Sunday, October 26, 2008

What's the next hot gadget?

As the economy melts down, I find myself simultaneously wondering if there will be great deals the day after Thanksgiving, and realizing there aren't any hot items I'm jonesing for. This will only magnify the current financial crisis. I think of the jerk who sold me my TV and wonder what he'll be able to do when he loses his job at the electronics chain store. He was far too rude to successfully hold a job in food service, and since he was too dense to figure out that customers should be treated with respect, I doubt he has the savvy or adaptability to make in the competitive world of aluminum-can-collecting-and-recycling. He succeeded at the electronics store job because he had a product I wanted so badly I'd suffer his rudeness, but that won't work behind the counter at Goodwill, which I expect to be the next big growth industry.
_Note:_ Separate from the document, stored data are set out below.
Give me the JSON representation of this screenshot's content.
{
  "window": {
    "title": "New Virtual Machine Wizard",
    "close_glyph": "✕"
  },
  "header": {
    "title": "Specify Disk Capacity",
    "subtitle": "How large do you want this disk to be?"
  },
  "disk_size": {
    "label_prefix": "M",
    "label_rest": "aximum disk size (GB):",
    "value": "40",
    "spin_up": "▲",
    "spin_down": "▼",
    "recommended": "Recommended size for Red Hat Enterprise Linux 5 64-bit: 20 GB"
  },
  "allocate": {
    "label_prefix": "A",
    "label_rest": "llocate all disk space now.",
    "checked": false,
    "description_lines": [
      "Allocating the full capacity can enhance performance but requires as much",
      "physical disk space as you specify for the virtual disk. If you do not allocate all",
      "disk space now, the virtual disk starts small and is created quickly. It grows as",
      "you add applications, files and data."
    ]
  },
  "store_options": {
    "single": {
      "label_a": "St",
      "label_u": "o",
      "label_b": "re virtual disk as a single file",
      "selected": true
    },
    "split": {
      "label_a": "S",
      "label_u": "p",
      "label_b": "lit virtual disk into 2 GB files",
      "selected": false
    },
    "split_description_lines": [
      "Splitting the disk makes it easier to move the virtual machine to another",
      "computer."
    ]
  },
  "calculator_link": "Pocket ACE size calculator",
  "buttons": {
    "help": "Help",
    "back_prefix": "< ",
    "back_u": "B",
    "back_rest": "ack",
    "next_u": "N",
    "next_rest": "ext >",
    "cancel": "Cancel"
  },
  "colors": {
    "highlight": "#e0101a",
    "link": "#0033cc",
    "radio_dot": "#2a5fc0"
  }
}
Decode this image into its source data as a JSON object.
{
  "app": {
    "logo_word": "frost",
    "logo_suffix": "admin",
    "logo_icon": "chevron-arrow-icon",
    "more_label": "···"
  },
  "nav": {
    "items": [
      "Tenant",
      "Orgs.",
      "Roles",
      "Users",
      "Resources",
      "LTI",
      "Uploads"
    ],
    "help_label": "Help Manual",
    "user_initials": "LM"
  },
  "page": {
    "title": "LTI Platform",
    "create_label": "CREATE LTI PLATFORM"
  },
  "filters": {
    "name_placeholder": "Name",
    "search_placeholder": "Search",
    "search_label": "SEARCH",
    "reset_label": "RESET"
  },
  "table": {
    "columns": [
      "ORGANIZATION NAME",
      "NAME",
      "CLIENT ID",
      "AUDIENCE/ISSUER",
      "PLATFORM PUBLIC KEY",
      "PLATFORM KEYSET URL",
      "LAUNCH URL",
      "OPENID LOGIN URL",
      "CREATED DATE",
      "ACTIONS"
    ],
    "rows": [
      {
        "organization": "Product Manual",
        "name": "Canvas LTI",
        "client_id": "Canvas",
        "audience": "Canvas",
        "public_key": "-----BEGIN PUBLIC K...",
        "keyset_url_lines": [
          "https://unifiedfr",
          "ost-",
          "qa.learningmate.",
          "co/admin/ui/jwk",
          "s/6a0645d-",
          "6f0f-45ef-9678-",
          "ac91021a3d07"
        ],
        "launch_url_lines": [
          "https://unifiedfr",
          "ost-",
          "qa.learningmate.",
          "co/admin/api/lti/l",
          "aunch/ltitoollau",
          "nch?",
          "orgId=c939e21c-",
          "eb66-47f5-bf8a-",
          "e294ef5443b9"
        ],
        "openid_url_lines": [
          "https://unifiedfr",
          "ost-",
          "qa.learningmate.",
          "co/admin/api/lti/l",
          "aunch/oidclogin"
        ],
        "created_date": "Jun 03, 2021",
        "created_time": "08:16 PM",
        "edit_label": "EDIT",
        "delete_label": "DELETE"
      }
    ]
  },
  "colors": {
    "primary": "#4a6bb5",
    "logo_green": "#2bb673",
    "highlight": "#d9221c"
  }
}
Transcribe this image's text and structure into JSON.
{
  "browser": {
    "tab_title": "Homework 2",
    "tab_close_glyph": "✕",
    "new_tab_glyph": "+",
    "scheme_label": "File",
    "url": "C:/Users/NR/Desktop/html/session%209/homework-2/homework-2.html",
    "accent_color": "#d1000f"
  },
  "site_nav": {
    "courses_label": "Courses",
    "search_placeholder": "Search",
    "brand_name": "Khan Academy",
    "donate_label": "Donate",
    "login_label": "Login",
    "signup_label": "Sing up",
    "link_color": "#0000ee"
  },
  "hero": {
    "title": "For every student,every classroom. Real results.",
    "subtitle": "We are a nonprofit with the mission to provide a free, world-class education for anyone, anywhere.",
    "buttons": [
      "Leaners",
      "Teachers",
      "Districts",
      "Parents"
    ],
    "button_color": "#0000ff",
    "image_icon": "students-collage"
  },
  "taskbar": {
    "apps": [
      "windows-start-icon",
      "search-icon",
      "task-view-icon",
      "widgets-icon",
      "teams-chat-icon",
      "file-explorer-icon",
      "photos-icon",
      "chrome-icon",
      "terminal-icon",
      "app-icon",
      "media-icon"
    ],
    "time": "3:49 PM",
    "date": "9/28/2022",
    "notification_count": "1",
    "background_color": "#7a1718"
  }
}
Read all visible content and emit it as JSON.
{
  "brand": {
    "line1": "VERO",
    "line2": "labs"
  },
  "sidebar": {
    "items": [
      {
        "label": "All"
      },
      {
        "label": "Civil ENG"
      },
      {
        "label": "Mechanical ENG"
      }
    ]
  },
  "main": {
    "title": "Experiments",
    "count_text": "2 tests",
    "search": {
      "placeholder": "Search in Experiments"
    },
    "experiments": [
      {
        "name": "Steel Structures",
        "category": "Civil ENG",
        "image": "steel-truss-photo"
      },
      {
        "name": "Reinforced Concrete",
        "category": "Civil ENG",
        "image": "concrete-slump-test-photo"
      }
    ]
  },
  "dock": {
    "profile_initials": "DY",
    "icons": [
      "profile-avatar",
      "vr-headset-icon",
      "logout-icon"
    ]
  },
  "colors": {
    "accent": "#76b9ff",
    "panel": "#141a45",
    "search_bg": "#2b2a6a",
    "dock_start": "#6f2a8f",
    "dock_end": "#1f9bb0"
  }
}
So what technology will save Christmas? Can we even remember back to those halcyon days when we realized that a flat screen TV would free up almost three whole cubic feet in our living rooms? For only around a thousand dollars? What a steal! Plus, the product would have the added bonus of the ego boost that comes from learning our favorite actors have bad skin, just like the rest of us. Of course we needed this product. To think, back then, we couldn't imagine that Cloris Leachman would be dirty dancing on "Dancing with the Stars", and we'd be able to take those images to our graves in Hi Def. That's the kind of technological breakthrough that used to make America strong.

Technological gadgets don't just entertain, of course. They also solve problems. I used to have this terrible problem. In order to listen to MP3s, talk on the phone, and maintain my daily schedule digitally, I had to fill my pockets with three different gadgets. And if I wanted to watch YouTube videos of politicians' speeches clipped and edited to make them particularly embarrassing, and if I wanted to do that while riding public transit or, say, driving, well... Forget about it. Impossible. I'd have to find an actual computer. Now that seems almost as ridiculous as the giant car phones of the early eighties. Computers. Ha. Of course, thanks to the iPhone, for a price only slightly higher than all the devices I used to carry around plus a commitment to allow AT&T to sacrifice my first-born in some pagan ritual, I can now do all those things simultaneously.

(Full disclosure: I don't have an iPhone. I'm not that cool. I only have one child, and I'm kinda' partial to him, so I'm crossing my fingers, knocking on wood, and wishing on stars in the hope that my preferred cell phone provider will offer a similar phone in exchange for a contractually obligated second-born. Of course, my wife and I can't manage one of those by this Christmas, but if my provider announces such a product by Spring '09, I'll be ready for next year. Still, I think you all get my point.)

Tonight I saw an add for the new iPod Nano which comes in a bunch of colors. That's all we have to offer this gift-buying season? That's going to pull us out of the coming global depression? Colors? I know Alan Greenspan told Congress his flawed worldview didn't prepare him for this collapse, but I'm pretty sure the error in judgment wasn't caused by economic analysis that was too monochromatic. Seriously? Just new colors?

I'm not sure what device could save this Christmas season, but I already have my eye on something for next year: Word on the street is that Sony is working on a device that will be the must-have item for 2009. The amazing, human powered, rock-and-flint trash incinerator, the "iFlint-and-Stone", will allow us to burn all the abundant packaging that came with our expensive but now outdated doohickeys, and use that heat to keep ourselves alive next winter.

3 comments:

Jed Carosaari said...

One thought I have is the February disappearance of analog TV signals. Those with cable and dishes don't have to worry, but those without will have to get new TVs if they want to watch anything. But the U.S. government is offering a discount amounting to the price of a converter box for the poor. Since those without cable or dishes tend to be poorer, most of those going for the converter box will have it fully met. Thus the new electronic gadget this holiday season will be bought mostly by the poor, but fed by the U.S. government, in yet another grand example of our path towards socialism.

Workers of the world unite! You have nothing to lose but your chains.